The UK’s economic recovery faltered in September due to the Eat Out to Help Out scheme ending and the renewal of lockdown restrictions. Business profits remained unchanged from a month earlier, down 21 per cent, while businesses on average reported that profits were down 42 per cent on what they would normally expect for the month of September.

According to the Opinium-Cebr Business Distress Tracker, 35 per cent of businesses said that trading conditions were good at the end of September, down from 39 per cent a month earlier. Businesses with a positive outlook for the next 12 months fell from 52 per cent to 45 per cent . The fortnightly survey involves 500 senior decision-makers at UK companies of various sizes.

Looking deeper into business distress, the study found that millions of businesses are at risk of insolvency, with 30 per cent saying they could enter insolvency due to the impact of the pandemic. While this is down from 34 per cent from the previous edition of the tracker, it still equates to 1.7 million businesses, including 330,000 who say they are at high risk of entering insolvency.

The hospitality sector saw its profits down by 42 per cent according to the Business Distress Tracker, compared to 36 per cent four weeks prior, as conditions in the sector deteriorated following the end of the Eat Out to Help Out scheme.

Furthermore, the survey showed that the new Job Support Scheme had little bearing on employer plans to lay-off furloughed workers. The survey, conducted after the Job Support Scheme announcement, found that businesses expect to lay-off 35 per cent of furloughed workers, meaning that the share of furloughed workers employers plan to retain is unaffected.

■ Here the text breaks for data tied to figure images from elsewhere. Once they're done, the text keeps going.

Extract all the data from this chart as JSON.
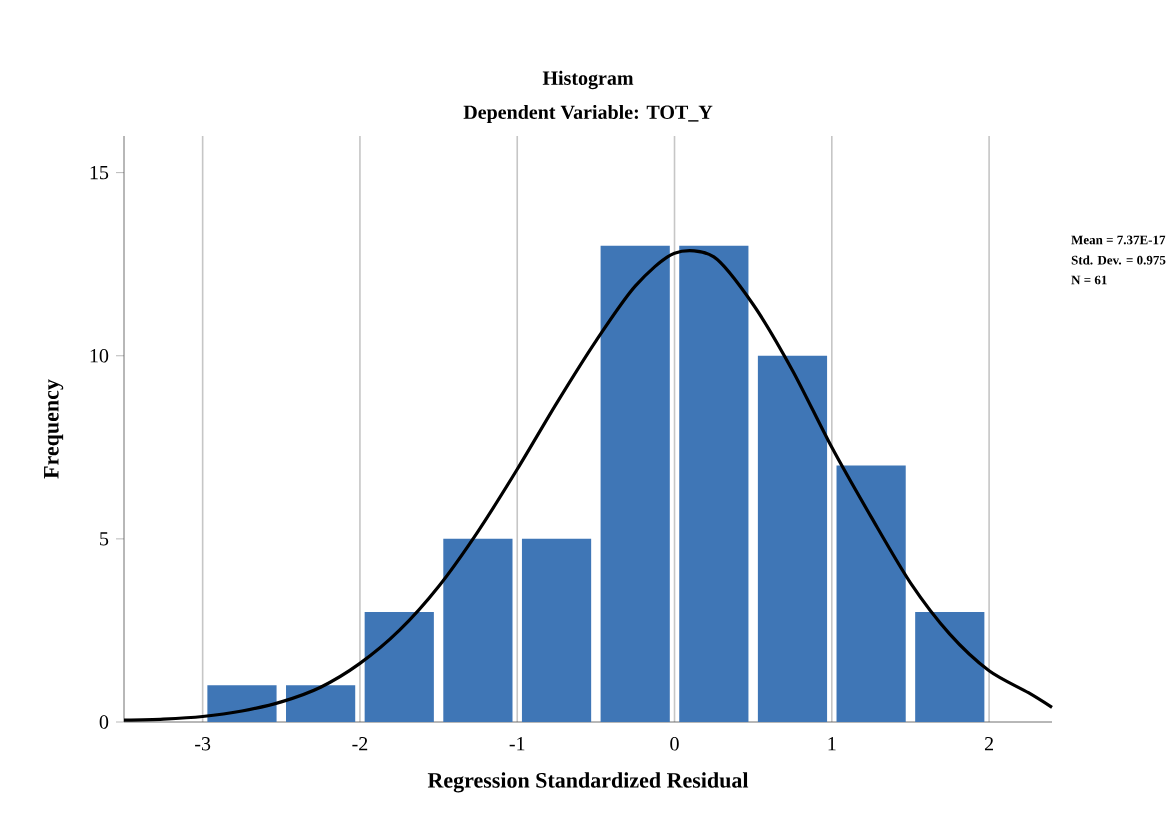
{
  "chart_data": {
    "type": "histogram",
    "title": "Histogram",
    "subtitle": "Dependent Variable: TOT_Y",
    "xlabel": "Regression Standardized Residual",
    "ylabel": "Frequency",
    "bins": [
      -3,
      -2.5,
      -2,
      -1.5,
      -1,
      -0.5,
      0,
      0.5,
      1,
      1.5,
      2
    ],
    "values": [
      1,
      1,
      3,
      5,
      5,
      13,
      13,
      10,
      7,
      3
    ],
    "color": "#3f76b6",
    "series": [
      {
        "type": "line",
        "color": "#000000",
        "x": [
          -3.5,
          -3.25,
          -3,
          -2.75,
          -2.5,
          -2.25,
          -2,
          -1.75,
          -1.5,
          -1.25,
          -1,
          -0.75,
          -0.5,
          -0.25,
          0,
          0.25,
          0.5,
          0.75,
          1,
          1.25,
          1.5,
          1.75,
          2,
          2.25,
          2.4
        ],
        "values": [
          0.05,
          0.08,
          0.15,
          0.3,
          0.55,
          0.95,
          1.6,
          2.5,
          3.7,
          5.2,
          6.9,
          8.7,
          10.4,
          11.9,
          12.8,
          12.7,
          11.4,
          9.6,
          7.5,
          5.6,
          3.8,
          2.4,
          1.4,
          0.8,
          0.4
        ]
      }
    ],
    "xlim": [
      -3.5,
      2.4
    ],
    "ylim": [
      0,
      16
    ],
    "xticks": [
      -3,
      -2,
      -1,
      0,
      1,
      2
    ],
    "yticks": [
      0,
      5,
      10,
      15
    ],
    "grid": "x",
    "annotations": [
      "Mean = 7.37E-17",
      "Std. Dev. = 0.975",
      "N = 61"
    ]
  }
}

Opinium CEO James Endersby said “The loosening of restrictions over the summer allowed many businesses to make a start on the road to recovery – this has halted in September. The reimposition of restrictions for millions of people across the country has had a marked impact on the UK’s economic recovery, as well as the levels of optimism with regards to businesses’ future outlook.”

“With the Job Retention scheme due to expire at the end of the month, many firms continue to reduce the number of employees on it, however, the steady rates of reduced hours and cut wages since August suggests that businesses are nowhere near ready yet for a return to ‘normal’.”

Pablo Shah, Managing Economist at Cebr, said “The results from the latest wave of the Business Distress Tracker show that the UK’s economic recovery stalled in September, as a result of the re-imposition of restrictions as well as the end of the Eat Out to Help Out scheme. This highlights that for every two steps forward that the UK takes in its economic rebuilding, it will have to take one step back in response to flare ups of coronavirus and the gradual withdrawal of government stimulus.”

In terms of recovery, the share of businesses operating at pre-lockdown production levels fell from 21 per cent in the previous tracker to 20 per cent, suggesting some businesses that had recovered over summer have now experienced a setback.”

56 per cent of respondents said it would be at least six months before they are at pre-lockdown levels of production. This includes 29 per cent who expect full recovery to take at least a year.